Masal Dünyasının İçine Çeken Bir Atmosfer…
Tütsü kokusu, arkada etrafı kırmızı iplerle örülmüş beyaz bir perde, yerde kırmızı bir çile, etrafta eskitilmiş kilimler ve bezler, eski tip ocak… Sahneye giren seyirciyi bunlar karşılıyor. Derken oyuncular yavaş yavaş içeri giriyor. Oyunun ilk birkaç dakikası müzik ve danslar eşliğinde geçiyor. Bu dekor, atmosfer, coşkulu danslar ve müzikler seyirciyi daha en baştan oyunun içine çekiyor ve izleyenlere oyunun temposu ile ilgili doneler veriyor.

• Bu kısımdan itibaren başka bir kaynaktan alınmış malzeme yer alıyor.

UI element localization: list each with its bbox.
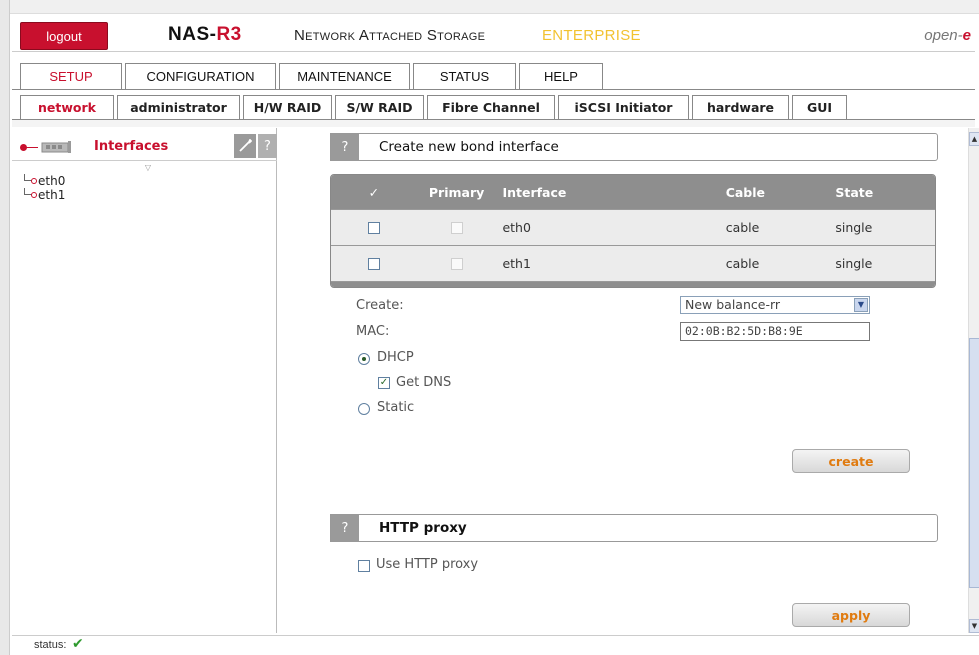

Anlatıcı Gökçe Kurt Elitez başlıyor hikâyeleri anlatmaya. Anlatmıyor, yaşıyor ve yaşatıyor. Hikâyeleri hep bir huşu içinde ve yüksek perdeden aktarmıyor. Böyle anlatan masal ve hikâye anlatıcıları bir yerden sonra o kadar yorucu oluyor ki bütünden komple kopabiliyor dinleyenler. Masal anlatıcıları içinde “model anlatıcı” tarzını savunanlar da var. Yani sıfıra yakın mimik ve jest kullanımı, çok az vurgu ve tonlama ile anlatmak. Bunu savunmalarındaki maksatlarının da duygu ve düşünceye sevk etmek bağlamında seyirciyi manipüle etmemek olduğunu iddia ediyorlar. Bu bir yere kadar doğru olabilir ancak o vakit dinleti ve seyirlik özelliği neredeyse yok oluyor. Elitez, bu iki tutumun tam ortasında bir yerde duruyor. Bu tercih, oyundan alınan hazzı daha da artırıyor. Anlatıcı anlattıkça, uzun kış gecelerinde büyüklerimizin masal anlattığı günlere döndürüyor bizi. Sadece o günlere dönmekle kalmıyor, ibretlik Dede Korkut hikâyelerindeki doğruluk, yardımseverlik, yiğitlik, bilgelik, alçakgönüllülük, kibirden uzak durmak, iyi yüreklilik, aileye bağlılık, Yaratıcı ve evren karşısındaki durumumuz, ölçülülük gibi ilkeleri ve faziletleri de hatırlıyor insan.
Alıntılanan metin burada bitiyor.